Tuesday, June 21, 2011

Dropbox Dropped The Security Ball - Hacking Into Anyone's Account Was A Fingertip Away

For the span of roughly four hours any layman trying to access other people's accounts at Dropbox ould have felt the same thrill as a hacker. In a post on Pastebin, a user describes how he noticed that there was no password control at Dropbox:
So I went to dropbox to change my password & the password change page looked flakey - I can't describe this in much more detail than so say that I clicked ok and nothing really seemed to happen. Did it work? Not sure, let's try the old password. Oh, it still works, so let's change it again. That appeared to work (I got a password updated message) - let's try the new password. Yup, good. Wait, I'm pretty sure I fat-fingered an extra character though -- etc. Which led to me realizing that any password at all was fine, at which point I logged into the accounts of two friends using 1-character passwords like 'q' and 'z'.
In response, Arash Ferdowsi, CTO of Dropbox, posted on the corporate blog:
Hi Dropboxers,
Yesterday we made a code update at 1:54pm Pacific time that introduced a bug affecting our authentication mechanism. We discovered this at 5:41pm and a fix was live at 5:46pm.

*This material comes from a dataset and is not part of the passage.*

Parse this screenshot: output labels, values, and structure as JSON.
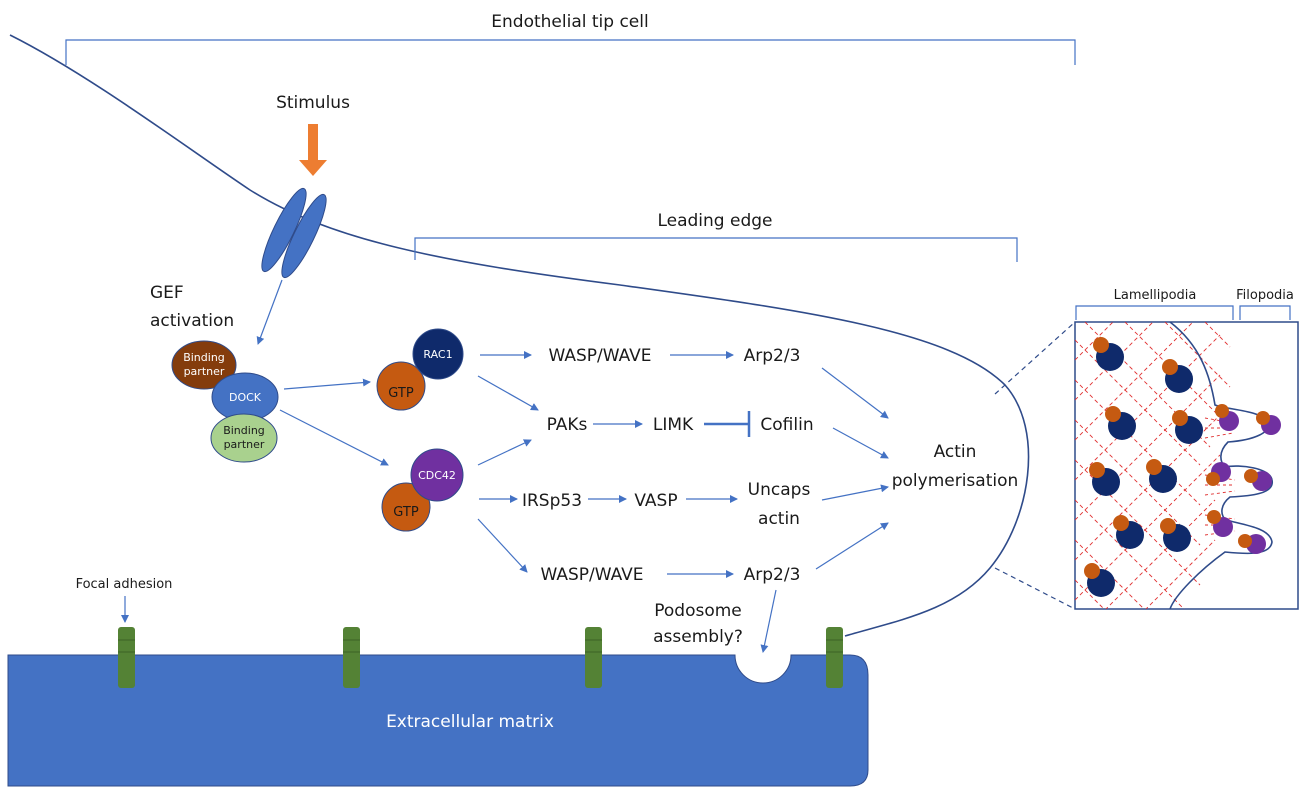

A very small number of users (much less than 1 percent) logged in during that period, some of whom could have logged into an account without the correct password. As a precaution, we ended all logged in sessions.

As more and more of us entrust our data jewels to the cloud, lets hope that services like Dropbox go on the offensive with regards to security practices and don't drop the ball. Let's hope they adopt stronger authentication methods than static username/passwords like one-time passwords or better yet challenge-response based logins.